O perfil de DNA das linhagens celulares de glioma é fundamental para identificar alterações genéticas, compreender a evolução do tumor e desenvolver terapias direcionadas. Ele auxilia na classificação dos tumores com base em marcadores genéticos, como as mutações no gene IDH1.

O soro presente nos meios de cultura celular fornece fatores de crescimento, hormônios e nutrientes essenciais às células de glioma. No entanto, sua composição pode afetar a reprodutibilidade experimental, razão pela qual condições sem soro ou com soro definido são cada vez mais utilizadas.

A citotoxicidade celular em linhagens de células de glioma é avaliada por meio de ensaios como a citometria de fluxo, que mede a saúde, a viabilidade e a morte celular após o tratamento com medicamentos ou células imunológicas, como as células natural killer (NK).

A citotoxicidade das células NK desempenha um papel fundamental na pesquisa sobre o tratamento do glioma, uma vez que essas células são capazes de reconhecer e destruir células tumorais sem necessidade de sensibilização prévia. O estudo das interações entre as células NK e as células do glioma contribui para o desenvolvimento de estratégias destinadas a potencializar a eliminação do tumor mediada pelas células NK.

O tumor de origem fornece informações sobre o ambiente biológico original e as características do tumor. Compreender isso ajuda a correlacionar os resultados dos estudos com linhagens celulares com o comportamento real do tumor e o prognóstico do paciente.

A microscopia eletrônica permite a visualização detalhada das estruturas celulares e subcelulares em linhagens celulares de glioma, o que é fundamental para a análise da morfologia celular, do estado das organelas e das alterações decorrentes dos tratamentos.

O ligante do NKG2D é expresso nas células tumorais e se liga ao receptor NKG2D nas células NK, desencadeando uma resposta citotóxica. O estudo dessa interação ajuda a compreender e, potencialmente, potencializar as respostas imunológicas contra o glioma.

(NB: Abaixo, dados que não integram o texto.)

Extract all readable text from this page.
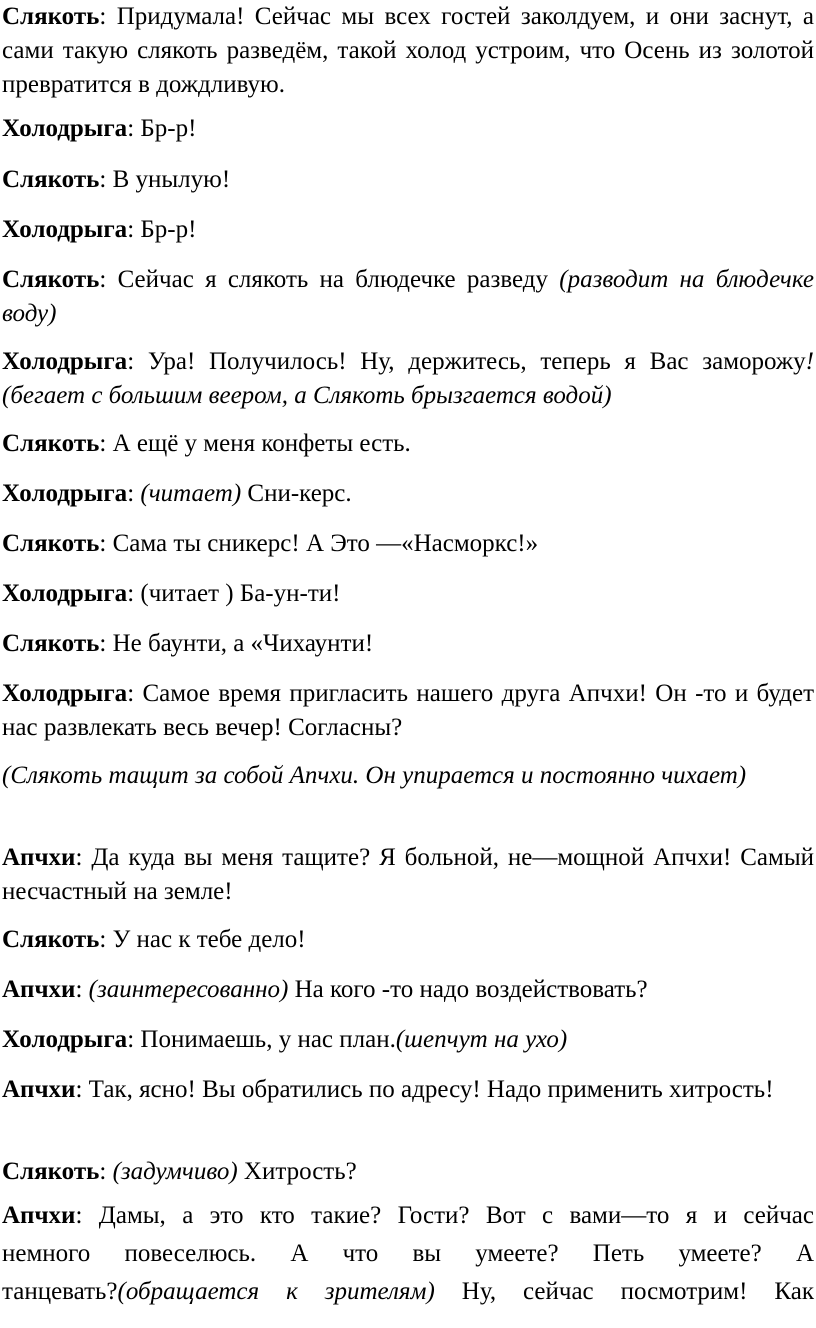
Слякоть: Придумала! Сейчас мы всех гостей заколдуем, и они заснут, а сами такую слякоть разведём, такой холод устроим, что Осень из золотой превратится в дождливую.
Холодрыга: Бр-р!
Слякоть: В унылую!
Холодрыга: Бр-р!
Слякоть: Сейчас я слякоть на блюдечке разведу (разводит на блюдечке воду)
Холодрыга: Ура! Получилось! Ну, держитесь, теперь я Вас заморожу!(бегает с большим веером, а Слякоть брызгается водой)
Слякоть: А ещё у меня конфеты есть.
Холодрыга: (читает) Сни-керс.
Слякоть: Сама ты сникерс! А Это —«Насморкс!»
Холодрыга: (читает ) Ба-ун-ти!
Слякоть: Не баунти, а «Чихаунти!
Холодрыга: Самое время пригласить нашего друга Апчхи! Он -то и будет нас развлекать весь вечер! Согласны?
(Слякоть тащит за собой Апчхи. Он упирается и постоянно чихает)
Апчхи: Да куда вы меня тащите? Я больной, не—мощной Апчхи! Самый несчастный на земле!
Слякоть: У нас к тебе дело!
Апчхи: (заинтересованно) На кого -то надо воздействовать?
Холодрыга: Понимаешь, у нас план.(шепчут на ухо)
Апчхи: Так, ясно! Вы обратились по адресу! Надо применить хитрость!
Слякоть: (задумчиво) Хитрость?
Апчхи: Дамы, а это кто такие? Гости? Вот с вами—то я и сейчас
немного повеселюсь. А что вы умеете? Петь умеете? А
танцевать?(обращается к зрителям) Ну, сейчас посмотрим! Как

Os modelos de cultura celular em 3D reproduzem com maior precisão o microambiente tumoral, proporcionando uma compreensão mais profunda do crescimento, da migração e da resistência aos medicamentos do glioma. Essa técnica é fundamental para a realização de estudos translacionais em oncologia mais relevantes.

Referências

  1. Gwon, D.H., et al., O BMAL1 suprime a proliferação, a migração e a invasão das células U87MG por meio da regulação negativa da ciclina B1, da fosfo-AKT e da metaloproteinase-9. Int J Mol Sci, 2020. 21(7).
  2. Huang, C., et al., LITAF aumenta a radiossensibilidade de células de glioma humano por meio da via FoxO1. Cell Mol Neurobiol, 2019. 39(6): p. 871-882.
  3. Koc, K., et al., Atividades antioxidantes e anticancerígenas do extrato de Inula helenium (L.) na linhagem celular humana de glioblastoma U-87 MG. J Cancer Res Ther, 2018. 14(3): p. 658-661.
  4. Rezadoost, M.H., H.H. Kumleh e A. Ghasempour, Citotoxicidade e indução de apoptose em células de câncer de mama, câncer de pele e glioblastoma por extratos vegetais. Mol Biol Rep, 2019. 46(5): p. 5131-5142.
  5. Fukaya, M., et al., Citotoxicidade de alcalóides sesquiterpênicos de plantas do gênero Nuphar em linhas celulares sensíveis e resistentes a medicamentos. Food Funct, 2018. 9(12): p. 6279-6286.